La rivière se fraie, en serpentant, le chemin le plus facile dans un paysage de lointaine contrée que seuls les plus courageux ont la chance de contempler. Curieusement, notre déplacement quotidien devient chaque jour plus long : le chemin le plus court n’est pas toujours le plus aisé. Nous naviguons de façon à éviter les roches et les eaux peu profondes, mais le danger est plus grand que ne le révèle une carte. Nos guides de rivière, expérimentés, nous le rappellent souvent : « Il faut suivre l’eau, elle vous mène là où vous voulez aller. »

À la moitié de notre parcours le long de la rivière Coppermine, un parcours de près de 200 km, le paysage a changé de façon dramatique.

Les collines vertes formées d’innombrables couches de lave sombre entre lesquelles coulait une large rivière aux eaux calmes ont fait place à des canyons aux parois plutôt escarpées où une couche de grès rouge recouvre toutes les autres. Ici, la rivière se montre bien plus hostile.

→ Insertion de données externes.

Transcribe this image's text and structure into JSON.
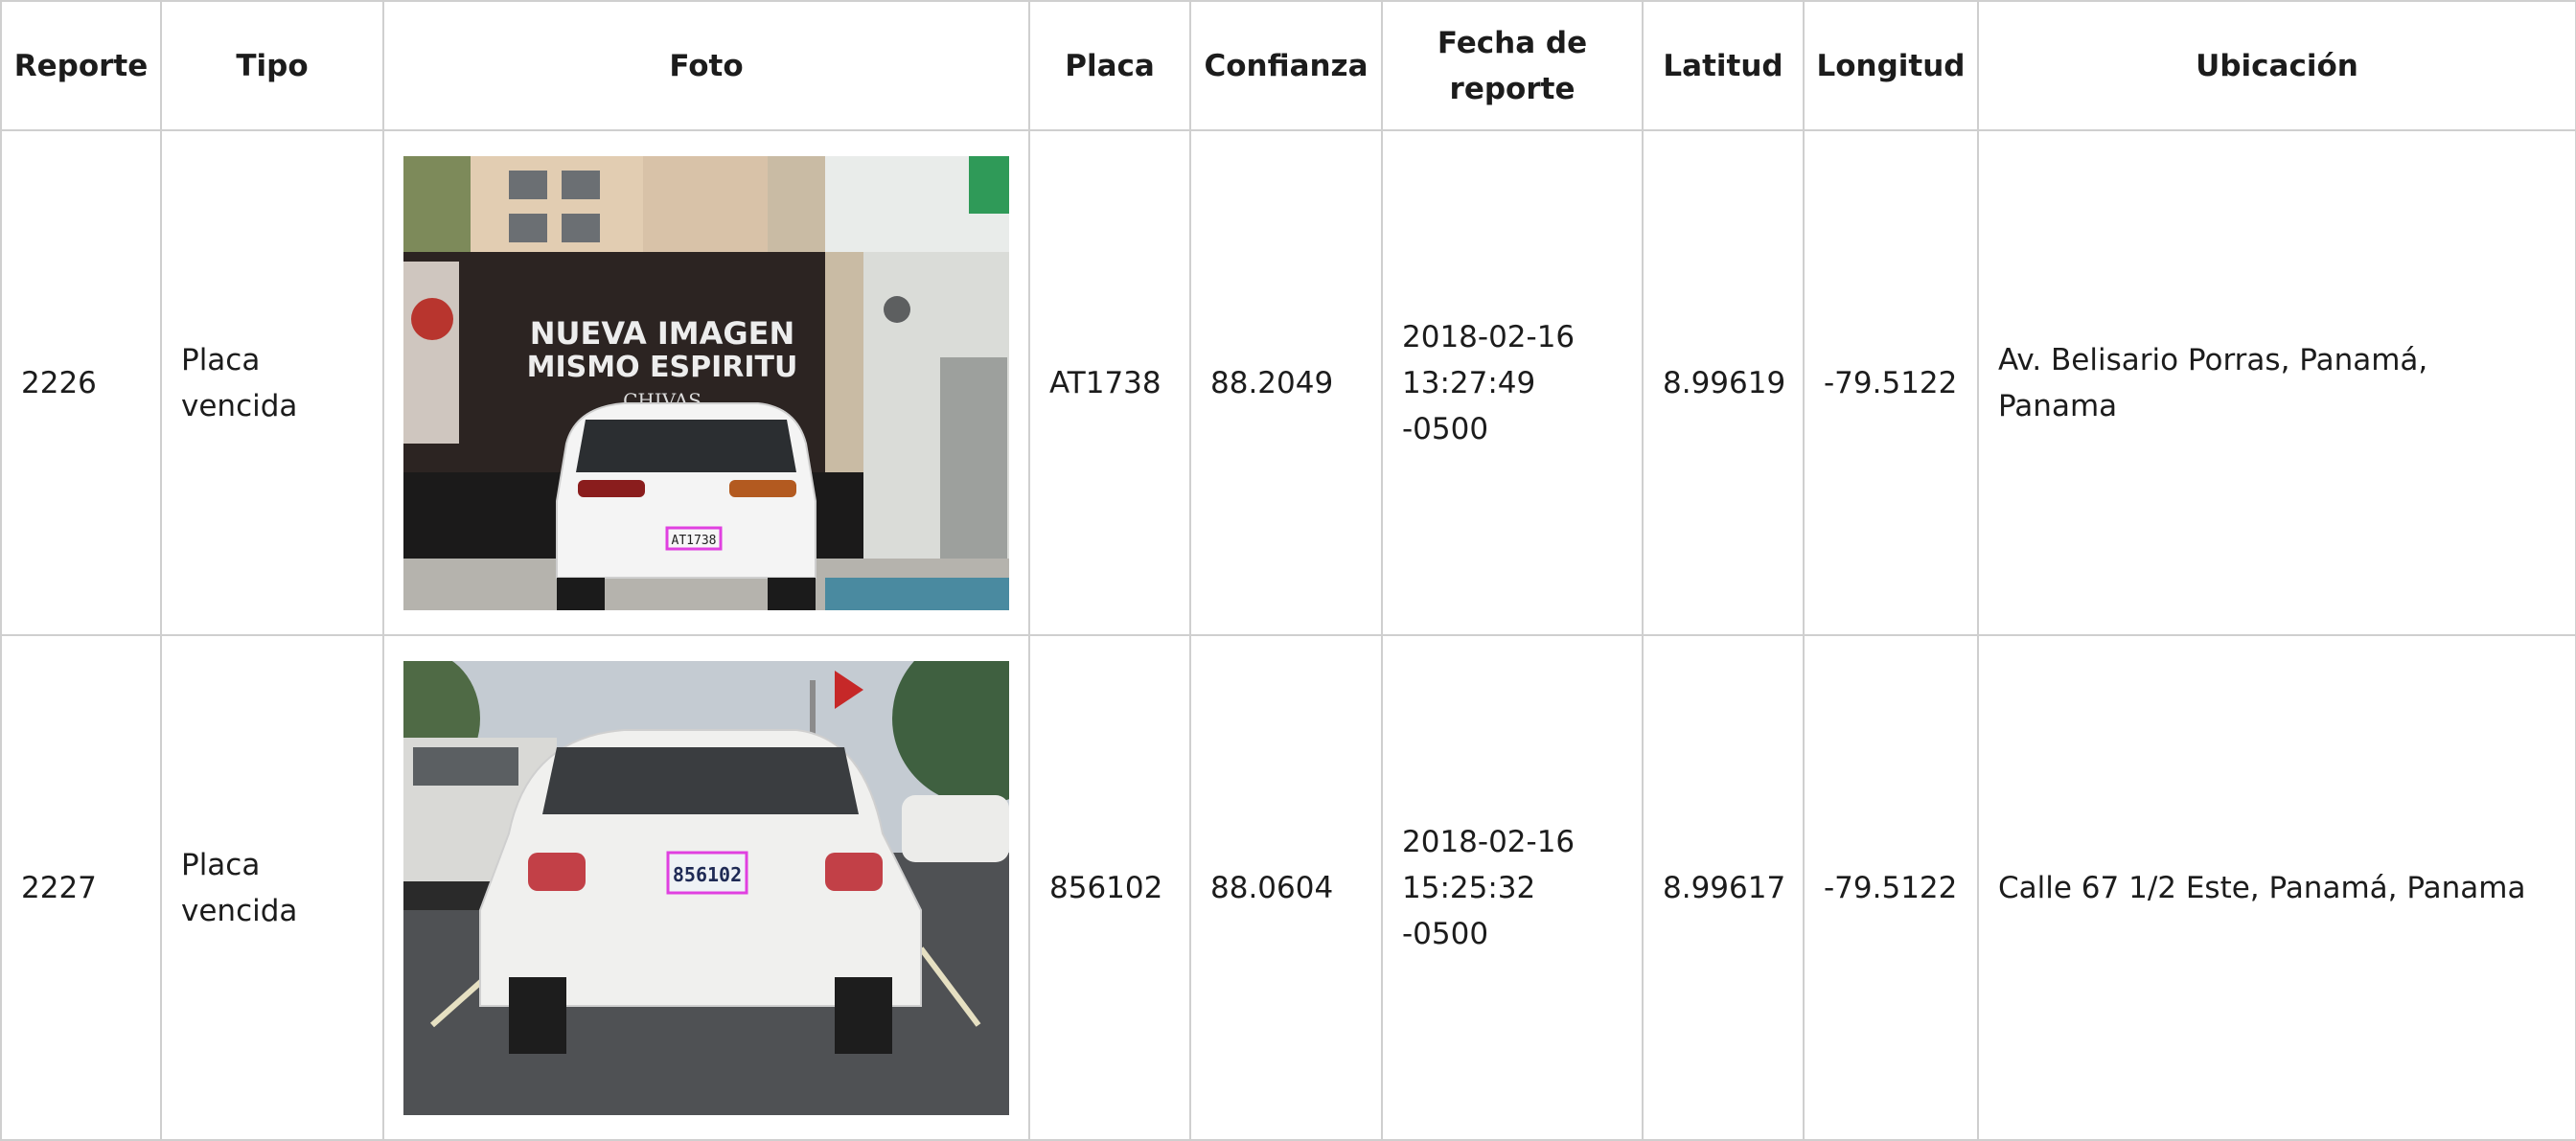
{
  "headers": {
    "reporte": "Reporte",
    "tipo": "Tipo",
    "foto": "Foto",
    "placa": "Placa",
    "confianza": "Confianza",
    "fecha_line1": "Fecha de",
    "fecha_line2": "reporte",
    "latitud": "Latitud",
    "longitud": "Longitud",
    "ubicacion": "Ubicación"
  },
  "rows": [
    {
      "reporte": "2226",
      "tipo_line1": "Placa",
      "tipo_line2": "vencida",
      "placa": "AT1738",
      "confianza": "88.2049",
      "fecha_line1": "2018-02-16",
      "fecha_line2": "13:27:49 -0500",
      "latitud": "8.99619",
      "longitud": "-79.5122",
      "ubicacion": "Av. Belisario Porras, Panamá, Panama",
      "photo": {
        "billboard_line1": "NUEVA IMAGEN",
        "billboard_line2": "MISMO ESPIRITU",
        "billboard_brand": "CHIVAS",
        "plate_text": "AT1738"
      }
    },
    {
      "reporte": "2227",
      "tipo_line1": "Placa",
      "tipo_line2": "vencida",
      "placa": "856102",
      "confianza": "88.0604",
      "fecha_line1": "2018-02-16",
      "fecha_line2": "15:25:32 -0500",
      "latitud": "8.99617",
      "longitud": "-79.5122",
      "ubicacion": "Calle 67 1/2 Este, Panamá, Panama",
      "photo": {
        "plate_text": "856102"
      }
    }
  ],
  "colors": {
    "border": "#cfcfcf",
    "text": "#1c1c1c",
    "plate_box": "#e040e0"
  }
}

Nous affrontons notre bonne part de rapides, certains dont nous connaissions l’existence et d’autres, non.

Nous affrontons les rapides de la rivière Coppermine à bord de nos canots lourdement chargés.
Photo 1 : Nous affrontons les rapides de la rivière Coppermine à bord de nos canots lourdement chargés.

Nous avons déjà consommé plusieurs barils d’aliments, mais le poids des canots n’a guère diminué puisque les barils servent maintenant à transporter nos échantillons de roches. Ce sont de parfaits lests pour certaines expéditions, sans doute, mais ils ne sont pas très utiles pour affronter des rapides avec des vagues de quatre pieds de haut qui remplissent d’eau nos canots!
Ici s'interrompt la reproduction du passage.